De contar identidades a gestionar riesgo
Durante años, los proyectos de identidad se centraban en cuantificar cuántas cuentas había que proteger. Hoy, el enfoque es muy distinto. “Las empresas han pasado de contar identidades a entender su exposición al riesgo”, explica Barnwell. Identidades huérfanas, credenciales embebidas en código, accesos que nunca se revisan o privilegios que se mantienen durante años forman parte de una superficie dinámica y cambiante. El reto ya no es sólo descubrirlas, sino evaluarlas de forma continua y reducir su impacto potencial.
Privilegios excesivos y credenciales olvidadas
En la gestión de accesos privilegiados, CyberArk sigue detectando carencias recurrentes. Albert Barnwell apunta al exceso de cuentas con privilegios permanentes como uno de los problemas más persistentes. A ello se suman credenciales ocultas en scripts, repositorios o pipelines DevOps, un vector de ataque que ha ganado protagonismo en los últimos años. “Un MFA ya no es suficiente”, advierte, insistiendo en la necesidad de auditar sesiones, aplicar controles contextuales y revisar periódicamente permisos que, en muchos casos, llevan años sin tocarse.
IA al servicio de la defensa
La inteligencia artificial juega un papel cada vez más relevante también en la protección de la identidad.
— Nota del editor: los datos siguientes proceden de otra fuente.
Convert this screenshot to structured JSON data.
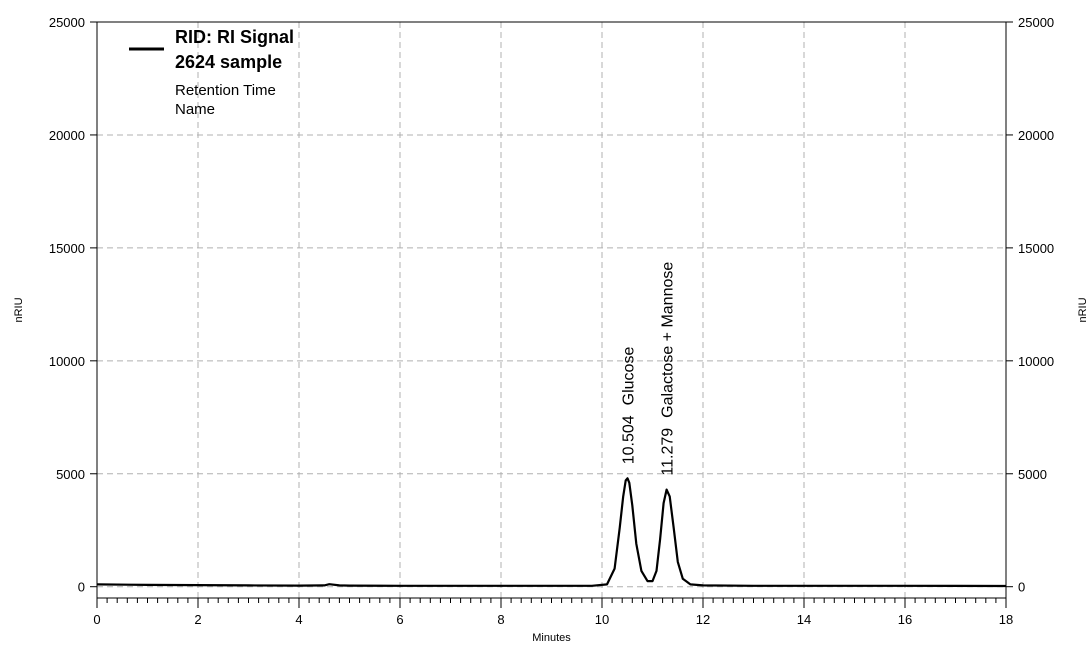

En CyberArk, se utiliza para detectar comportamientos anómalos, priorizar riesgos y automatizar decisiones de seguridad.
“La IA nos permite identificar qué identidades son más críticas y actuar antes”, explica Barnwell, añadiendo que automatizar rotaciones de credenciales, ajustar accesos según el contexto o acelerar la detección de accesos sospechosos son algunos de los casos de uso que refuerzan una tendencia clara del mercado: menos reacción manual y más prevención inteligente.
Zero Trust y las identidades no humanas
Para Barnwell, Zero Trust no es un producto, sino un proceso que exige disciplina y continuidad. El punto de partida es claro: inventariar todas las identidades, humanas y no humanas. A partir de ahí, aplicar mínimo privilegio de forma dinámica, aislar sesiones privilegiadas, sustituir credenciales persistentes por accesos just in time y mantener una autenticación continua basada en riesgo. “Si no sabes qué identidades tienes, es imposible aplicar Zero Trust de verdad”, resume, conectando con una de las ideas más repetidas a lo largo de este especial.
Uno de los grandes desafíos actuales es la explosión de identidades no humanas: APIs, máquinas, servicios y, cada vez más, agentes de IA. Credenciales que se crean y destruyen en segundos, falta de gobernanza y dificultad para aplicar mínimo privilegio en entornos automatizados complican su gestión.
Mirando a 2026: convergencia y nuevos riesgos
De cara a 2026, Barnwell anticipa una convergencia total entre gestión de identidades, accesos y privilegios, con un enfoque verdaderamente end-to-end. La automatización defensiva seguirá creciendo, al igual que los modelos passwordless. También prevé una extensión de los principios Zero Trust hacia entornos OT y una mayor preocupación por riesgos emergentes, como agentes de IA mal configurados o la preparación ante escenarios poscuánticos. “La identidad será aún más crítica en un mundo cada vez más automatizado”, concluye.